Hitherto they had not conducted themselves otherwise than well. Stoutenburg, who now dwelt in his house with his mother, was of a dark, revengeful, turbulent disposition. In the career of arms he had a right to look forward to success, but thus condemned to brood in idleness on the cruel wrongs to himself and his house it was not improbable that he might become dangerous.

Years long he fed on projects of vengeance as his daily bread. He was convinced that his personal grievances were closely entwined with the welfare of the Commonwealth, and he had sworn to avenge the death of his father, the misery of his mother, and the wrongs which he was himself suffering, upon the Stadholder, whom he considered the author of all their woe. To effect a revolution in the government, and to bring back to power all the municipal regents whom Maurice had displaced so summarily, in order, as the son believed, to effect the downfall of the hated Advocate, this was the determination of Stoutenburg.

He did not pause to reflect whether the arm which had been strong enough to smite to nothingness the venerable statesman in the plenitude of his power would be too weak to repel the attack of an obscure and disarmed partisan. He saw only a hated tyrant, murderer, and oppressor, as he considered him, and he meant to have his life.

He had around him a set of daring and desperate men to whom he had from time to time half confided his designs. A certain unfrocked preacher of the Remonstrant persuasion, who, according to the fashion of the learned of that day, had translated his name out of Hendrik Sleet into Henricus Slatius, was one of his most unscrupulous instruments. Slatius, a big, swarthy, shag-eared, beetle-browed Hollander, possessed learning of no ordinary degree, a tempestuous kind of eloquence, and a habit of dealing with men; especially those of the humbler classes. He was passionate, greedy, overbearing, violent, and loose of life. He had sworn vengeance upon the Remonstrants in consequence of a private quarrel, but this did not prevent him from breathing fire and fury against the Contra-Remonstrants also, and especially against the Stadholder, whom he affected to consider the arch-enemy of the whole Commonwealth.

Another twelvemonth went by. The Advocate had been nearly four years in his grave. The terrible German war was in full blaze. The Twelve Years' Truce had expired, the Republic was once more at war, and Stoutenburg, forbidden at the head of his troop to campaign with the Stadholder against the Archdukes, nourished more fiercely than ever his plan against the Stadholder's life.

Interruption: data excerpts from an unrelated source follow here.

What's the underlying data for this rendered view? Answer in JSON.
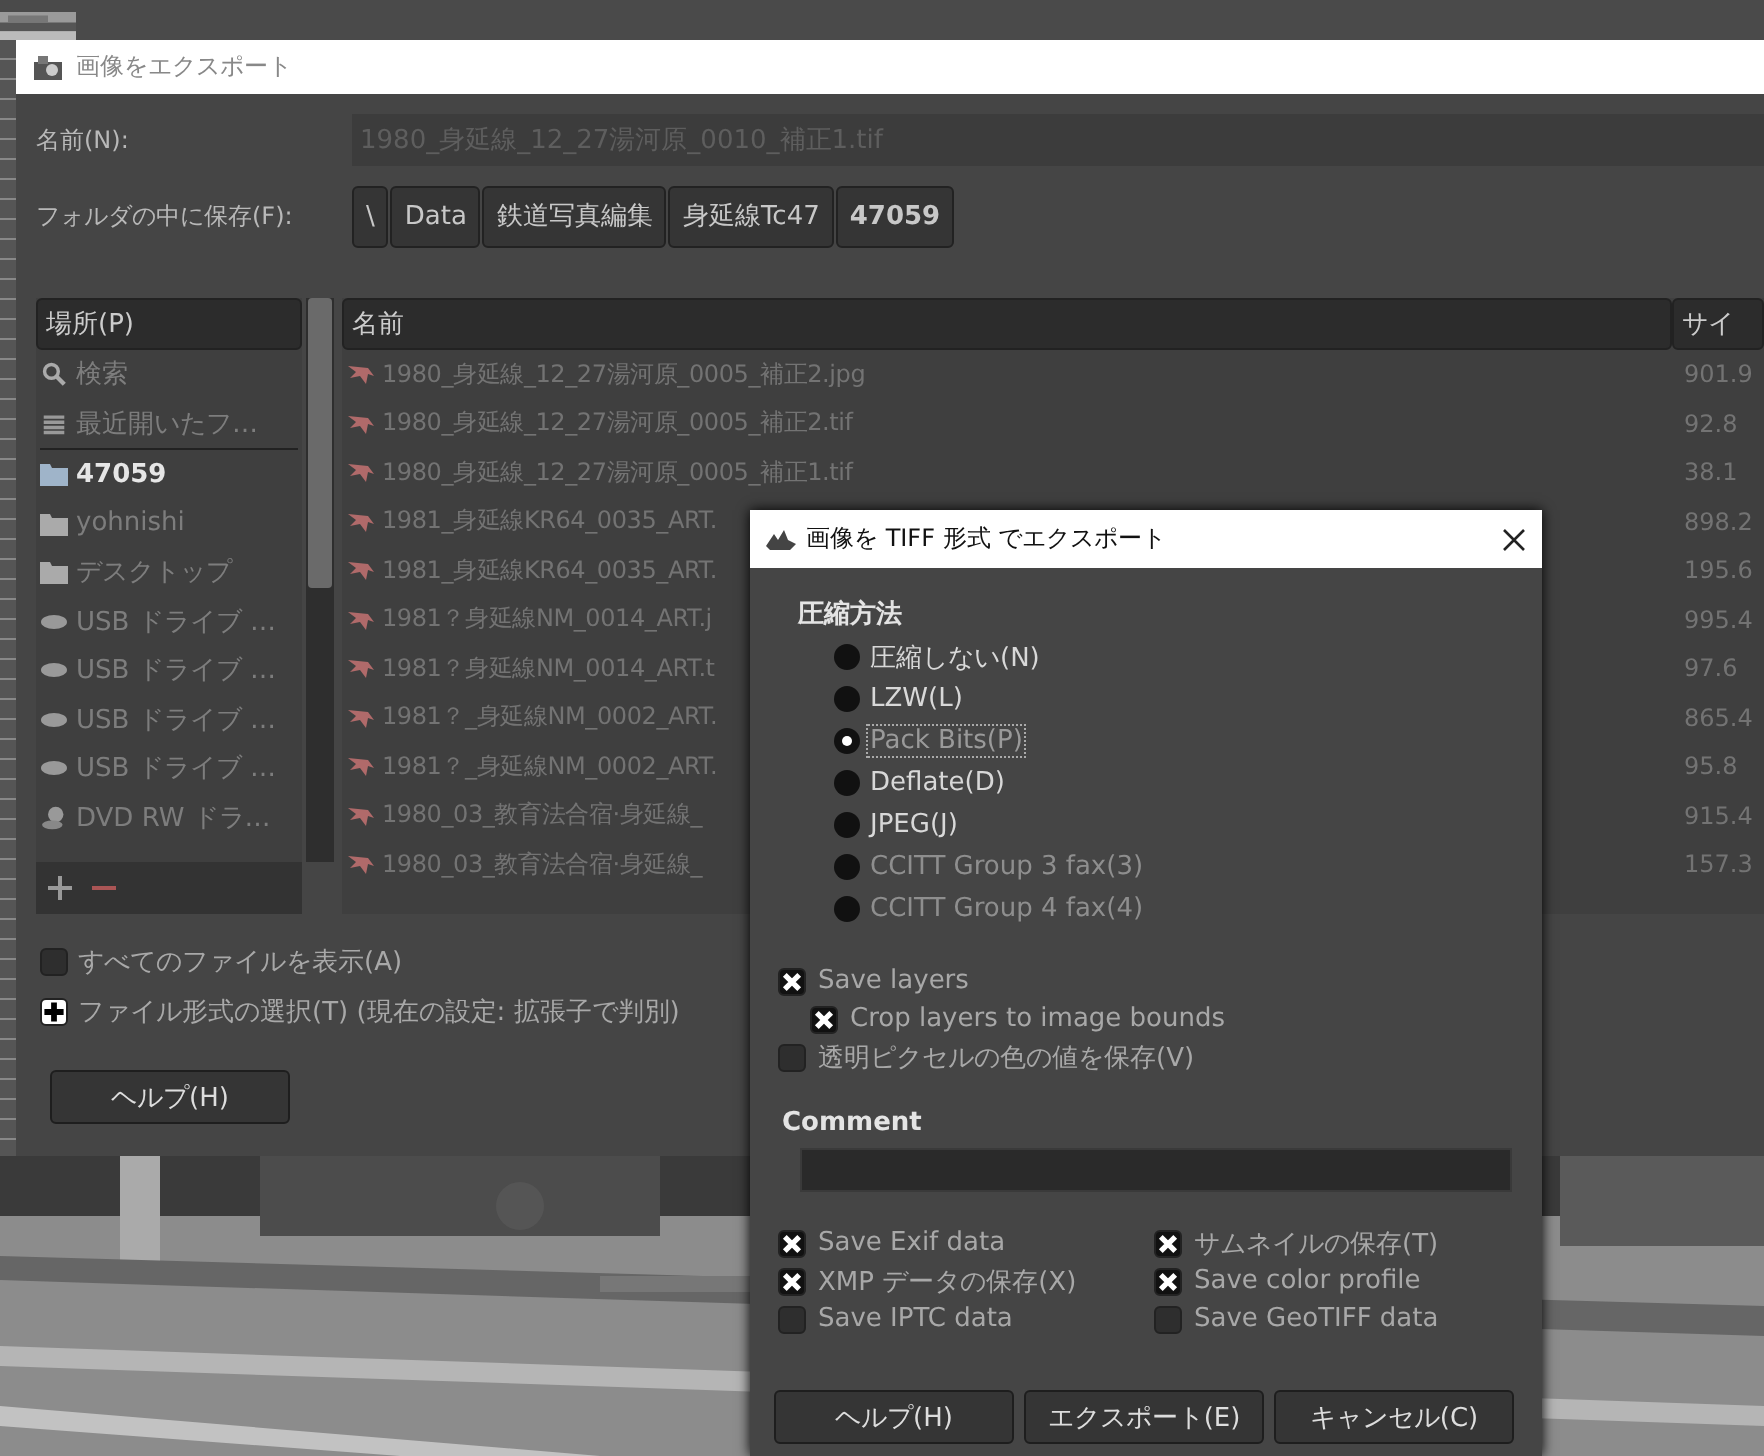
{
  "export_dialog": {
    "title": "画像をエクスポート",
    "name_label": "名前(N):",
    "name_value": "1980_身延線_12_27湯河原_0010_補正1.tif",
    "folder_label": "フォルダの中に保存(F):",
    "path": [
      {
        "label": "\\",
        "selected": false
      },
      {
        "label": "Data",
        "selected": false
      },
      {
        "label": "鉄道写真編集",
        "selected": false
      },
      {
        "label": "身延線Tc47",
        "selected": false
      },
      {
        "label": "47059",
        "selected": true
      }
    ],
    "places": {
      "header": "場所(P)",
      "items": [
        {
          "label": "検索",
          "kind": "search",
          "selected": false
        },
        {
          "label": "最近開いたフ…",
          "kind": "recent",
          "selected": false
        },
        {
          "label": "47059",
          "kind": "folder",
          "selected": true
        },
        {
          "label": "yohnishi",
          "kind": "folder",
          "selected": false
        },
        {
          "label": "デスクトップ",
          "kind": "folder",
          "selected": false
        },
        {
          "label": "USB ドライブ …",
          "kind": "drive",
          "selected": false
        },
        {
          "label": "USB ドライブ …",
          "kind": "drive",
          "selected": false
        },
        {
          "label": "USB ドライブ …",
          "kind": "drive",
          "selected": false
        },
        {
          "label": "USB ドライブ …",
          "kind": "drive",
          "selected": false
        },
        {
          "label": "DVD RW ドラ…",
          "kind": "disc",
          "selected": false
        }
      ]
    },
    "files": {
      "name_header": "名前",
      "size_header": "サイ",
      "rows": [
        {
          "name": "1980_身延線_12_27湯河原_0005_補正2.jpg",
          "size": "901.9"
        },
        {
          "name": "1980_身延線_12_27湯河原_0005_補正2.tif",
          "size": "92.8"
        },
        {
          "name": "1980_身延線_12_27湯河原_0005_補正1.tif",
          "size": "38.1"
        },
        {
          "name": "1981_身延線KR64_0035_ART.",
          "size": "898.2"
        },
        {
          "name": "1981_身延線KR64_0035_ART.",
          "size": "195.6"
        },
        {
          "name": "1981？身延線NM_0014_ART.j",
          "size": "995.4"
        },
        {
          "name": "1981？身延線NM_0014_ART.t",
          "size": "97.6"
        },
        {
          "name": "1981？_身延線NM_0002_ART.",
          "size": "865.4"
        },
        {
          "name": "1981？_身延線NM_0002_ART.",
          "size": "95.8"
        },
        {
          "name": "1980_03_教育法合宿·身延線_",
          "size": "915.4"
        },
        {
          "name": "1980_03_教育法合宿·身延線_",
          "size": "157.3"
        }
      ]
    },
    "show_all": {
      "label": "すべてのファイルを表示(A)",
      "checked": false
    },
    "file_type": {
      "label": "ファイル形式の選択(T) (現在の設定: 拡張子で判別)",
      "expanded": false
    },
    "help_button": "ヘルプ(H)"
  },
  "tiff_dialog": {
    "title": "画像を TIFF 形式 でエクスポート",
    "compression_heading": "圧縮方法",
    "compression": [
      {
        "label": "圧縮しない(N)",
        "selected": false,
        "disabled": false
      },
      {
        "label": "LZW(L)",
        "selected": false,
        "disabled": false
      },
      {
        "label": "Pack Bits(P)",
        "selected": true,
        "disabled": false
      },
      {
        "label": "Deflate(D)",
        "selected": false,
        "disabled": false
      },
      {
        "label": "JPEG(J)",
        "selected": false,
        "disabled": false
      },
      {
        "label": "CCITT Group 3 fax(3)",
        "selected": false,
        "disabled": true
      },
      {
        "label": "CCITT Group 4 fax(4)",
        "selected": false,
        "disabled": true
      }
    ],
    "layer_options": [
      {
        "label": "Save layers",
        "checked": true,
        "children": [
          {
            "label": "Crop layers to image bounds",
            "checked": true
          }
        ]
      },
      {
        "label": "透明ピクセルの色の値を保存(V)",
        "checked": false
      }
    ],
    "comment_label": "Comment",
    "metadata": [
      {
        "label": "Save Exif data",
        "checked": true
      },
      {
        "label": "サムネイルの保存(T)",
        "checked": true
      },
      {
        "label": "XMP データの保存(X)",
        "checked": true
      },
      {
        "label": "Save color profile",
        "checked": true
      },
      {
        "label": "Save IPTC data",
        "checked": false
      },
      {
        "label": "Save GeoTIFF data",
        "checked": false
      }
    ],
    "buttons": [
      "ヘルプ(H)",
      "エクスポート(E)",
      "キャンセル(C)"
    ]
  }
}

Besides the ferocious Slatius he had other associates. There was his cousin by marriage, van der Dussen, a Catholic gentleman, who had married a daughter of Elias Barneveld, and who shared all Stoutenburg's feelings of resentment towards Maurice. There was Korenwinder, another Catholic, formerly occupying an official position of responsibility as secretary of the town of Berkel, a man of immense corpulence, but none the less an active and dangerous conspirator.

There was van Dyk, a secretary of Bleiswyk, equally active and dangerous, and as lean and hungry as Korenwinder was fat. Stoutenburg, besides other rewards, had promised him a cornetcy of cavalry, should their plans be successful. And there was the brother-in-law of Slatius, one Cornelis Gerritaen, a joiner by trade, living at Rotterdam, who made himself very useful in all the details of the conspiracy.

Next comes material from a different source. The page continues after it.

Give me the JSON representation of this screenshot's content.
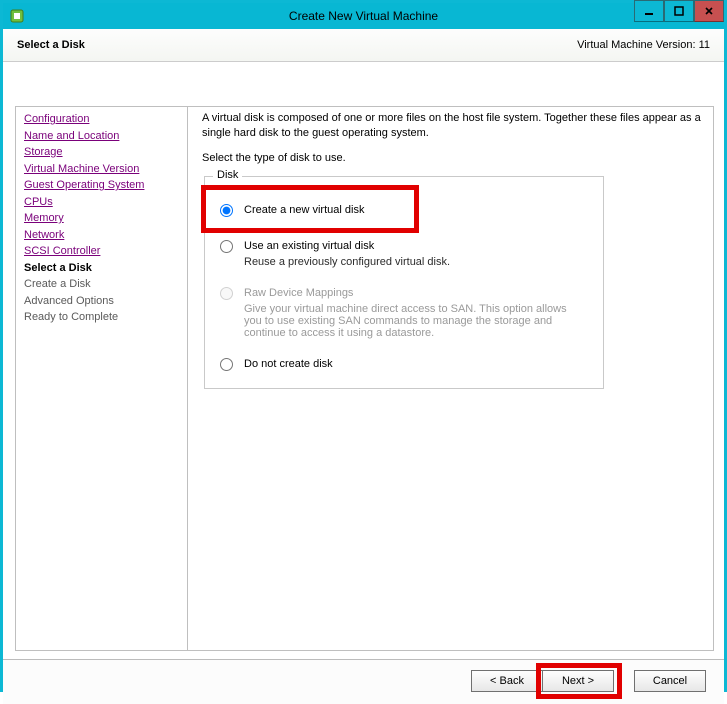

For the plot was now arranged, the men just mentioned being its active agents and in constant communication with Stoutenburg.

Korenwinder and van Dyk in the last days of December 1622 drew up a scheme on paper, which was submitted to their chief and met with his approval. The document began with a violent invective against the crimes and tyranny of the Stadholder, demonstrated the necessity of a general change in the government, and of getting rid of Maurice as an indispensable preliminary, and laid down the means and method of doing this deed.

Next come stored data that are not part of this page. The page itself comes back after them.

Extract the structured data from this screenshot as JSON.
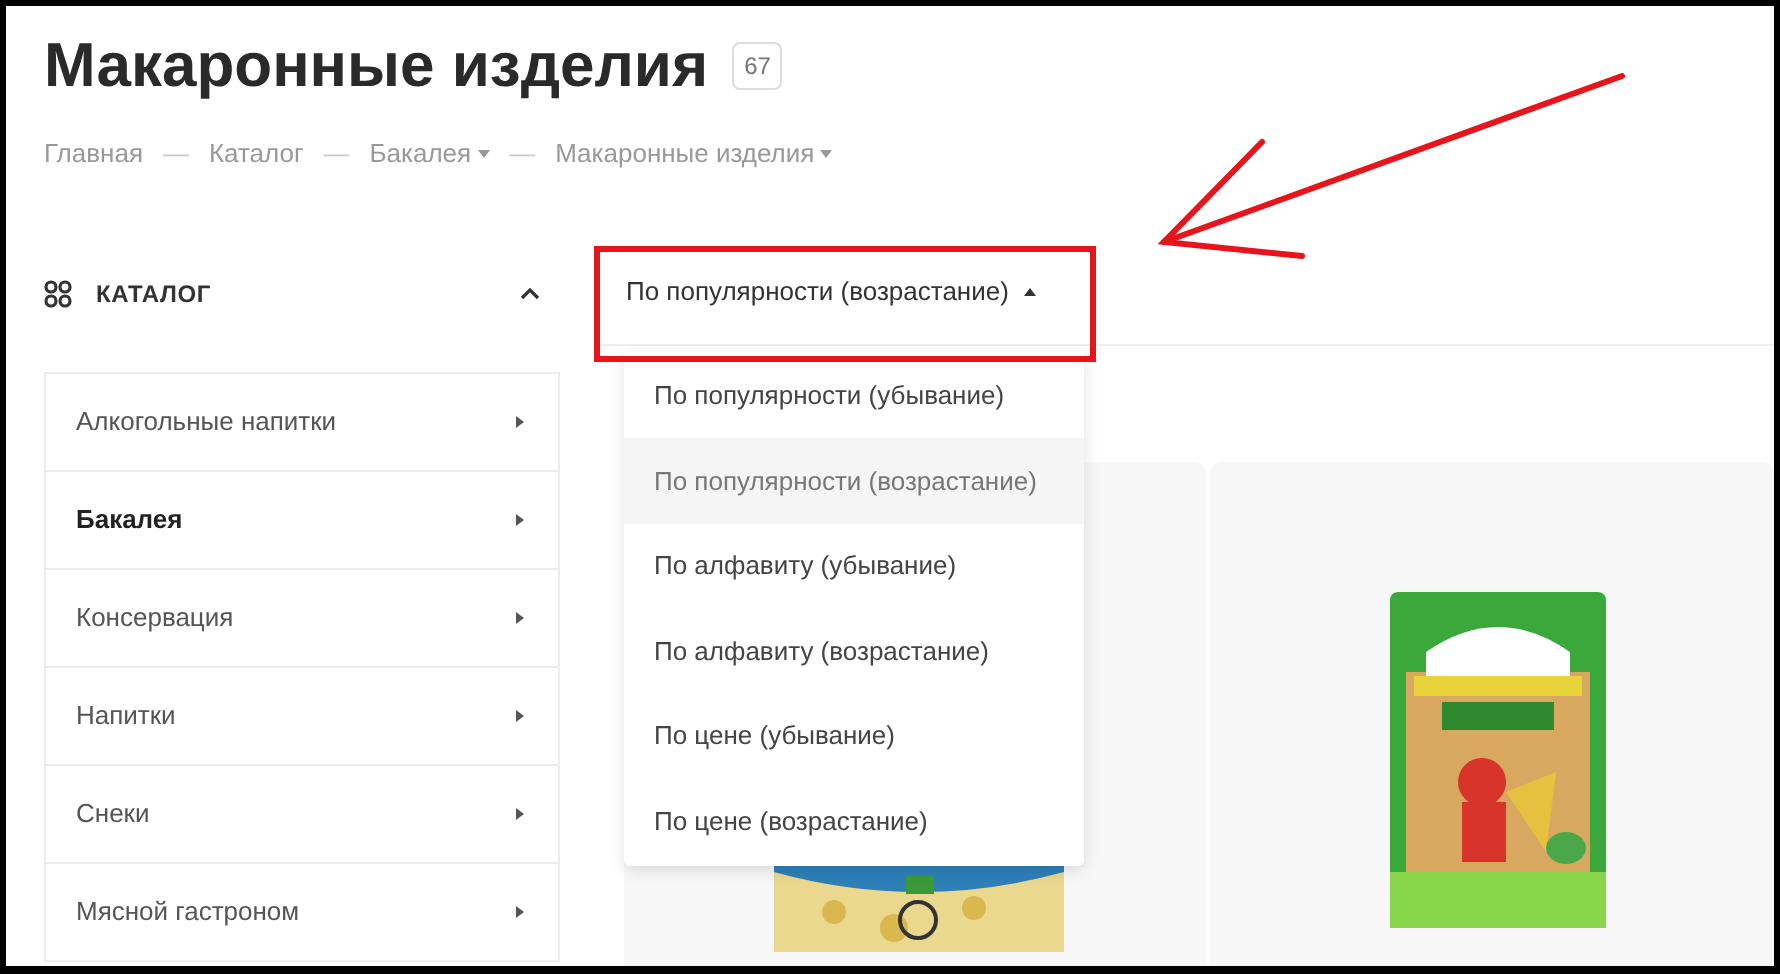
{
  "title": "Макаронные изделия",
  "count": "67",
  "breadcrumbs": [
    {
      "kind": "link",
      "label": "Главная",
      "has_menu": false
    },
    {
      "kind": "separator",
      "label": "—"
    },
    {
      "kind": "link",
      "label": "Каталог",
      "has_menu": false
    },
    {
      "kind": "separator",
      "label": "—"
    },
    {
      "kind": "link",
      "label": "Бакалея",
      "has_menu": true
    },
    {
      "kind": "separator",
      "label": "—"
    },
    {
      "kind": "link",
      "label": "Макаронные изделия",
      "has_menu": true
    }
  ],
  "sidebar": {
    "header": "КАТАЛОГ",
    "expanded": true,
    "items": [
      {
        "label": "Алкогольные напитки",
        "selected": false
      },
      {
        "label": "Бакалея",
        "selected": true
      },
      {
        "label": "Консервация",
        "selected": false
      },
      {
        "label": "Напитки",
        "selected": false
      },
      {
        "label": "Снеки",
        "selected": false
      },
      {
        "label": "Мясной гастроном",
        "selected": false
      }
    ]
  },
  "sort": {
    "label": "По популярности (возрастание)",
    "expanded": true,
    "options": [
      {
        "label": "По популярности (убывание)",
        "selected": false
      },
      {
        "label": "По популярности (возрастание)",
        "selected": true
      },
      {
        "label": "По алфавиту (убывание)",
        "selected": false
      },
      {
        "label": "По алфавиту (возрастание)",
        "selected": false
      },
      {
        "label": "По цене (убывание)",
        "selected": false
      },
      {
        "label": "По цене (возрастание)",
        "selected": false
      }
    ]
  }
}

The Prince was in the daily habit of driving, unattended by his body-guard, to Ryswyk, about two miles from the Hague. It would not be difficult for a determined band of men divided into two parties to set upon him between the stables and his coach, either when alighting from or about to enter it—the one party to kill him while the other protected the retreat of the assassins, and beat down such defence as the few lackeys of the Stadholder could offer.